Dans quelle mesure le débat actuel en France sur la torture pendant la guerre d'Algérie finira-t-il par ouvrir sur l'actualité des exactions militaires dans ce pays ? Y a-t-il un intransgressible délai de silence de quarante ans que rien ne peut abolir, ou une sorte de champ clos de l'Histoire que le débat d'actualité est sommé, à titre conservatoire, de ne pas empiéter ? Autrement dit, la vérité est-elle vouée à une quarantaine durant laquelle elle doit se purifier de ses germes vénéneux avant qu'on ne l'approche ?

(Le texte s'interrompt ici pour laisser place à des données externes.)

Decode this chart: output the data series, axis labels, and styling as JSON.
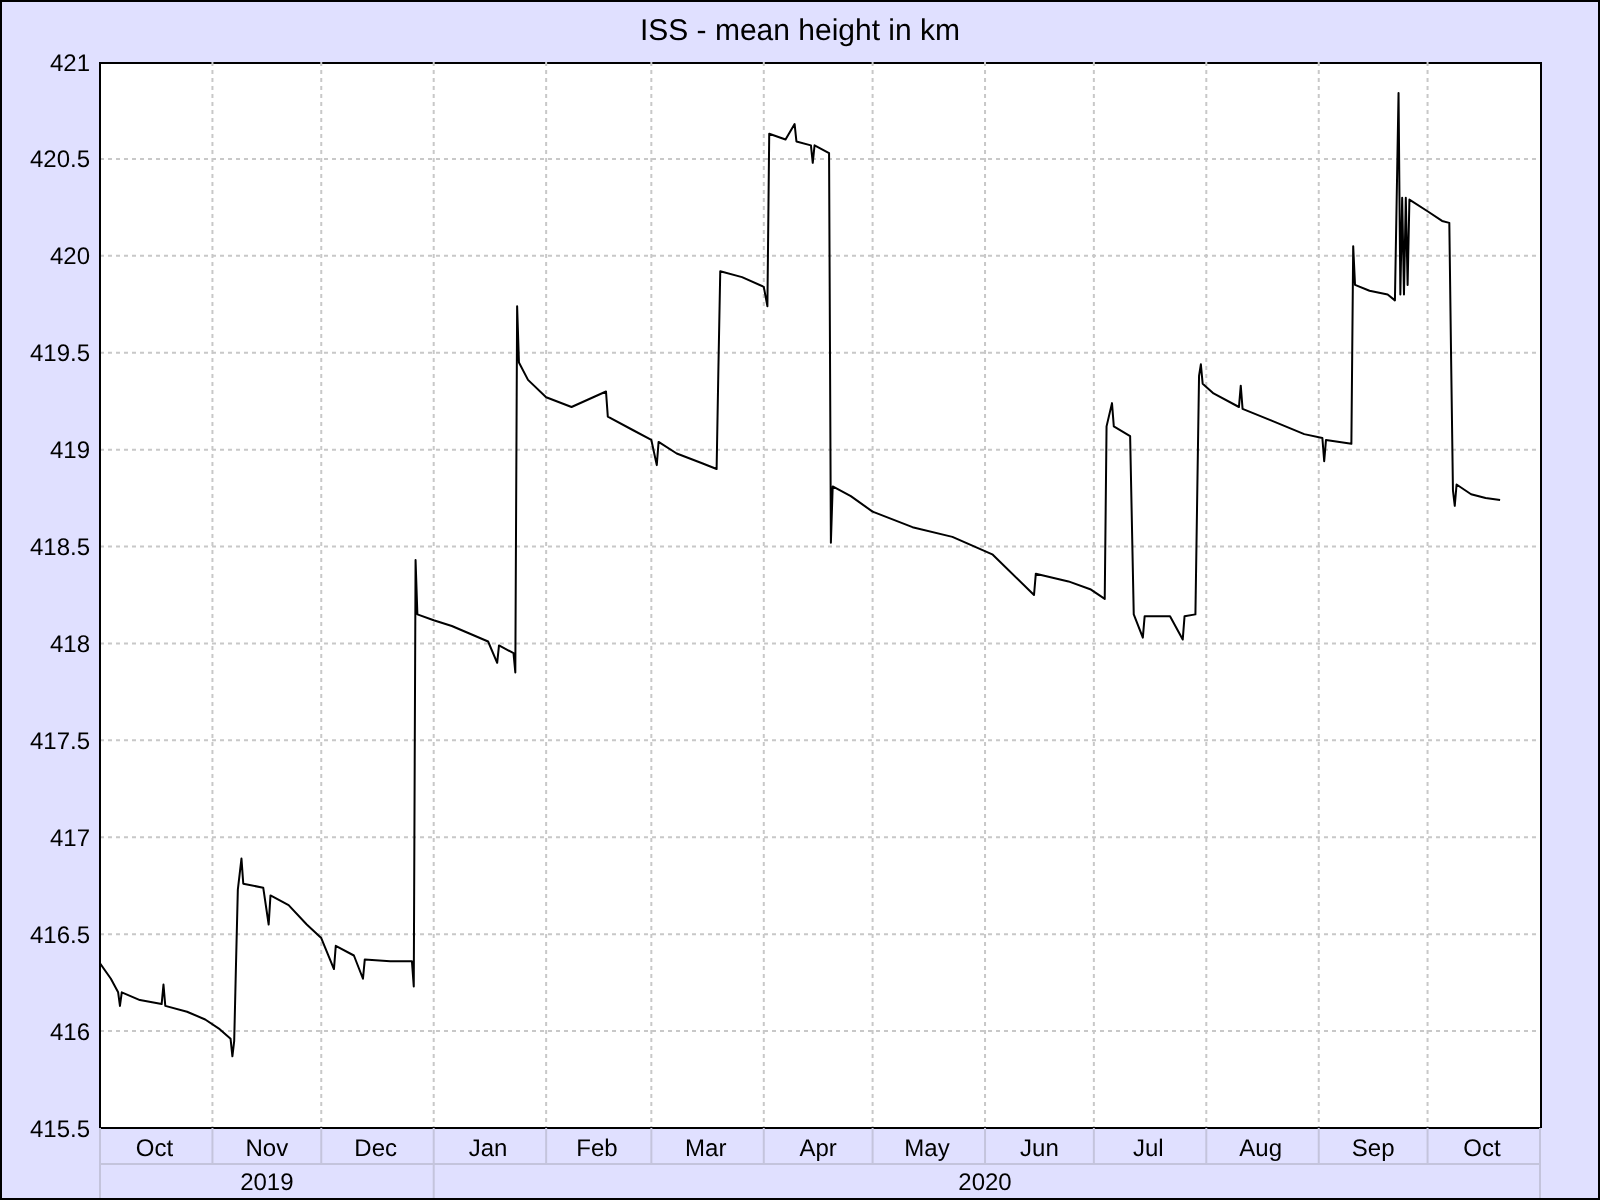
{
  "chart_data": {
    "type": "line",
    "title": "ISS - mean height in km",
    "color": "#000000",
    "marker": "none",
    "line_style": "solid",
    "grid": true,
    "x": [
      "2019-10-01",
      "2019-10-04",
      "2019-10-06",
      "2019-10-06T12:00",
      "2019-10-07",
      "2019-10-12",
      "2019-10-18",
      "2019-10-18T12:00",
      "2019-10-19",
      "2019-10-25",
      "2019-10-30",
      "2019-11-03",
      "2019-11-06",
      "2019-11-06T12:00",
      "2019-11-07",
      "2019-11-07T12:00",
      "2019-11-08",
      "2019-11-09",
      "2019-11-09T12:00",
      "2019-11-15",
      "2019-11-16T12:00",
      "2019-11-17",
      "2019-11-22",
      "2019-11-27",
      "2019-12-01",
      "2019-12-04T12:00",
      "2019-12-05",
      "2019-12-10",
      "2019-12-12T12:00",
      "2019-12-13",
      "2019-12-20",
      "2019-12-26",
      "2019-12-26T12:00",
      "2019-12-27",
      "2019-12-27T12:00",
      "2020-01-01",
      "2020-01-06",
      "2020-01-11",
      "2020-01-16",
      "2020-01-18T12:00",
      "2020-01-19",
      "2020-01-23",
      "2020-01-23T12:00",
      "2020-01-24",
      "2020-01-24T12:00",
      "2020-01-27",
      "2020-02-01",
      "2020-02-08",
      "2020-02-17T12:00",
      "2020-02-18",
      "2020-02-25",
      "2020-03-01",
      "2020-03-02T12:00",
      "2020-03-03",
      "2020-03-08",
      "2020-03-15",
      "2020-03-19",
      "2020-03-19T12:00",
      "2020-03-20",
      "2020-03-26",
      "2020-04-01",
      "2020-04-02",
      "2020-04-02T12:00",
      "2020-04-07",
      "2020-04-09T12:00",
      "2020-04-10",
      "2020-04-14",
      "2020-04-14T12:00",
      "2020-04-15",
      "2020-04-19",
      "2020-04-19T12:00",
      "2020-04-20",
      "2020-04-25",
      "2020-05-01",
      "2020-05-12",
      "2020-05-23",
      "2020-06-03",
      "2020-06-14T12:00",
      "2020-06-15",
      "2020-06-24",
      "2020-06-30",
      "2020-07-04",
      "2020-07-04T12:00",
      "2020-07-06",
      "2020-07-06T12:00",
      "2020-07-11",
      "2020-07-12",
      "2020-07-14T12:00",
      "2020-07-15",
      "2020-07-22",
      "2020-07-25T12:00",
      "2020-07-26",
      "2020-07-29",
      "2020-07-30",
      "2020-07-30T12:00",
      "2020-07-31",
      "2020-08-03",
      "2020-08-10",
      "2020-08-10T12:00",
      "2020-08-11",
      "2020-08-19",
      "2020-08-28",
      "2020-09-02",
      "2020-09-02T12:00",
      "2020-09-03",
      "2020-09-10",
      "2020-09-10T12:00",
      "2020-09-11",
      "2020-09-15",
      "2020-09-20",
      "2020-09-22",
      "2020-09-23",
      "2020-09-23T12:00",
      "2020-09-24",
      "2020-09-24T12:00",
      "2020-09-25",
      "2020-09-25T12:00",
      "2020-09-26",
      "2020-10-01",
      "2020-10-05",
      "2020-10-07",
      "2020-10-07T12:00",
      "2020-10-08",
      "2020-10-08T12:00",
      "2020-10-09",
      "2020-10-13",
      "2020-10-17",
      "2020-10-21"
    ],
    "values": [
      416.35,
      416.27,
      416.2,
      416.13,
      416.2,
      416.16,
      416.14,
      416.24,
      416.13,
      416.1,
      416.06,
      416.01,
      415.96,
      415.87,
      415.95,
      416.35,
      416.73,
      416.89,
      416.76,
      416.74,
      416.55,
      416.7,
      416.65,
      416.55,
      416.48,
      416.32,
      416.44,
      416.39,
      416.27,
      416.37,
      416.36,
      416.36,
      416.23,
      418.43,
      418.15,
      418.12,
      418.09,
      418.05,
      418.01,
      417.9,
      417.99,
      417.95,
      417.85,
      419.74,
      419.45,
      419.36,
      419.27,
      419.22,
      419.3,
      419.17,
      419.1,
      419.05,
      418.92,
      419.04,
      418.98,
      418.93,
      418.9,
      419.43,
      419.92,
      419.89,
      419.84,
      419.74,
      420.63,
      420.6,
      420.68,
      420.59,
      420.57,
      420.48,
      420.57,
      420.53,
      418.52,
      418.81,
      418.76,
      418.68,
      418.6,
      418.55,
      418.46,
      418.25,
      418.36,
      418.32,
      418.28,
      418.23,
      419.12,
      419.24,
      419.12,
      419.07,
      418.15,
      418.03,
      418.14,
      418.14,
      418.02,
      418.14,
      418.15,
      419.38,
      419.44,
      419.34,
      419.29,
      419.22,
      419.33,
      419.21,
      419.15,
      419.08,
      419.06,
      418.94,
      419.05,
      419.03,
      420.05,
      419.85,
      419.82,
      419.8,
      419.77,
      420.84,
      419.8,
      420.3,
      419.8,
      420.3,
      419.85,
      420.29,
      420.23,
      420.18,
      420.17,
      419.46,
      418.79,
      418.71,
      418.82,
      418.77,
      418.75,
      418.74
    ],
    "xlim": [
      "2019-10-01",
      "2020-11-01"
    ],
    "xticks": [
      {
        "value": "2019-10-01",
        "label": null
      },
      {
        "value": "2019-10-16",
        "label": "Oct"
      },
      {
        "value": "2019-11-01",
        "label": null
      },
      {
        "value": "2019-11-16",
        "label": "Nov"
      },
      {
        "value": "2019-12-01",
        "label": null
      },
      {
        "value": "2019-12-16",
        "label": "Dec"
      },
      {
        "value": "2020-01-01",
        "label": null
      },
      {
        "value": "2020-01-16",
        "label": "Jan"
      },
      {
        "value": "2020-02-01",
        "label": null
      },
      {
        "value": "2020-02-15",
        "label": "Feb"
      },
      {
        "value": "2020-03-01",
        "label": null
      },
      {
        "value": "2020-03-16",
        "label": "Mar"
      },
      {
        "value": "2020-04-01",
        "label": null
      },
      {
        "value": "2020-04-16",
        "label": "Apr"
      },
      {
        "value": "2020-05-01",
        "label": null
      },
      {
        "value": "2020-05-16",
        "label": "May"
      },
      {
        "value": "2020-06-01",
        "label": null
      },
      {
        "value": "2020-06-16",
        "label": "Jun"
      },
      {
        "value": "2020-07-01",
        "label": null
      },
      {
        "value": "2020-07-16",
        "label": "Jul"
      },
      {
        "value": "2020-08-01",
        "label": null
      },
      {
        "value": "2020-08-16",
        "label": "Aug"
      },
      {
        "value": "2020-09-01",
        "label": null
      },
      {
        "value": "2020-09-16",
        "label": "Sep"
      },
      {
        "value": "2020-10-01",
        "label": null
      },
      {
        "value": "2020-10-16",
        "label": "Oct"
      },
      {
        "value": "2020-11-01",
        "label": null
      }
    ],
    "x2lim": [
      "2019-10-01",
      "2020-11-01"
    ],
    "x2ticks": [
      {
        "value": "2019-10-01",
        "label": null
      },
      {
        "value": "2019-11-16",
        "label": "2019"
      },
      {
        "value": "2020-01-01",
        "label": null
      },
      {
        "value": "2020-06-01",
        "label": "2020"
      },
      {
        "value": "2020-11-01",
        "label": null
      }
    ],
    "ylim": [
      415.5,
      421
    ],
    "yticks": [
      415.5,
      416,
      416.5,
      417,
      417.5,
      418,
      418.5,
      419,
      419.5,
      420,
      420.5,
      421
    ]
  }
}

On dira que le recul établit les faits. Que l'Histoire a ceci de supérieur sur l'actualité qu'elle atténue les tensions, et donc les manipulations. Mais on dit aussi que l'amitié est supérieure à l'amour, à peu près pour les mêmes raisons. Pourtant, qui se contente de la tiédeur de l'amitié ?
Observons comment, pour le seul cas de l'Algérie, l'actualité a raillé l'Histoire tout récemment. Au moment où le régime d'Alger organisait la mascarade du retour du chanteur Enrico Macias, les présomptions s'accumulaient sur l'implication de l'armée dans l'assassinat du chanteur Lounès Matoub. Il nous a été évité de justesse (peu importe que ce fût pour de mauvaises raisons) de voir les arts et la liberté glorifier les mécènes quand ils devaient stigmatiser les bourreaux.
Et aujourd'hui, l'empoignade sur la torture battant son plein, le livre de Nasroullah Yous sur le massacre de Bentalha envoie ses blessures vives télescoper les cicatrices de la guerre d'Algérie.